Government is planning new tough regulations on land use especially in the construction sector to solve the escalating land disputes.

This was disclosed by Persis Namuganza, the Minister of State for Land on Friday while officiating at the launch of new report, Locked Out; How unjust land systems are driving inequality in Uganda by Oxfam.

The event took place at Nsambya based Mestil Hotel. The report was written by economist Dr. Fred Muhumuza and Patience Akumu, an employee of Oxfam.

Without giving details, Namuganza said that Uganda’s population is exploding, thus the need to review existing laws on land use.

“There is need to expeditiously review the land laws in Uganda. Although the land doesn’t increase, the population has since exploded from 6 million in 1962 to (an estimated 42m in 2019) and in 2035, the population will be at 50 million,” Namuganza said.

The Minister added that population will shoot up to 100 million by 2050.

“…government is laying down strategies to address land disputes in the country,” she added.

The minister also proposed that there’s need to change many things including regulating people constructing houses.

According to the report, the poor population, young people and women most of whom live in rural areas have been locked out from enjoying their land rights.

The report notes that at 80%, rural areas experience more poverty rates than urban areas whose poverty rate is 30%.

Land disputes according to the report stem from the post-colonial land laws and the available policies have failed to effectively deal with perpetual land questions.

The Oxfam Country Director Edward Mwebaze said that there’s a huge gap between the poor and the rich according to the recent researches done by the organisation in 2017.

“The poor are marginalised and many were locked up off their land, paid less or payment delayed. We invite the authorities to come up with clear solutions to deal with the situation,” Mwebaze said.

Between 1996 and 2012 the richest 10% of the population increased their share of national income from 29.9% to 35.7%. On the contrary, the share of the poorest 10% decreased from 3.2% to 2.5%.

Presenting highlights of the report, Dr. Muhumuza said that people providing paid agricultural labor and people in subsistence farming are more likely to be poor than those whose main income is commercial farming or other non-agricultural enterprise.

“The use of land also has an impact on households that are not directly dependent on land-based activities. This is through the production of food, export revenues, and industrial production that influence the price levels and value of real income,” Muhumuza said.

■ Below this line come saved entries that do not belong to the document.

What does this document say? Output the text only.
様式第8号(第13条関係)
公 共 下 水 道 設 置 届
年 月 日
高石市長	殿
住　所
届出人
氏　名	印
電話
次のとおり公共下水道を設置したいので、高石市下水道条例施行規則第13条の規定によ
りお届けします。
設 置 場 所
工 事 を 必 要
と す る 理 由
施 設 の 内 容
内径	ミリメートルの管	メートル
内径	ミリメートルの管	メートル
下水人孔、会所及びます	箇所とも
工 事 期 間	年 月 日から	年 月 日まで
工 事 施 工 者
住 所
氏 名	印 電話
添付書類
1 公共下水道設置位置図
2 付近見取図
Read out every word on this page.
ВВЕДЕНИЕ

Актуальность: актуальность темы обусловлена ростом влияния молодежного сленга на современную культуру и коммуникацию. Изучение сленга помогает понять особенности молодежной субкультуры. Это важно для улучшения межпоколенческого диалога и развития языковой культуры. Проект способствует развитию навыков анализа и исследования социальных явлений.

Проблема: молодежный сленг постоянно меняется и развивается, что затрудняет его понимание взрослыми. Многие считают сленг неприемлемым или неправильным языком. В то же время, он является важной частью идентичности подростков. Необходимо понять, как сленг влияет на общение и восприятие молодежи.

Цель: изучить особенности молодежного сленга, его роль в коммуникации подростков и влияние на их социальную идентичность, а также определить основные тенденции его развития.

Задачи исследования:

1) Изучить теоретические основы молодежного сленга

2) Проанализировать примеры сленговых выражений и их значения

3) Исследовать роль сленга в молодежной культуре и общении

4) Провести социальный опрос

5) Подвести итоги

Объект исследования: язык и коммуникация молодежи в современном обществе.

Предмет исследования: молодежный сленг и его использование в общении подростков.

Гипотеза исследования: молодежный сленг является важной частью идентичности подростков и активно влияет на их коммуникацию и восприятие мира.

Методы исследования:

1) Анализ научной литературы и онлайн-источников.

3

He added that the most frequent causes of disputes around land relate to boundaries, rights of way or access (36%), ownership or use (25%), land grabbing (22%) and missing or unclear land titles (4%).

“The inadequacy of land dispute resolution mechanisms is a major contributor to inequality,” he said, adding: “Trust in dispute resolution mechanisms is undermined by interventions of the Office of the President in cases that are already in court.”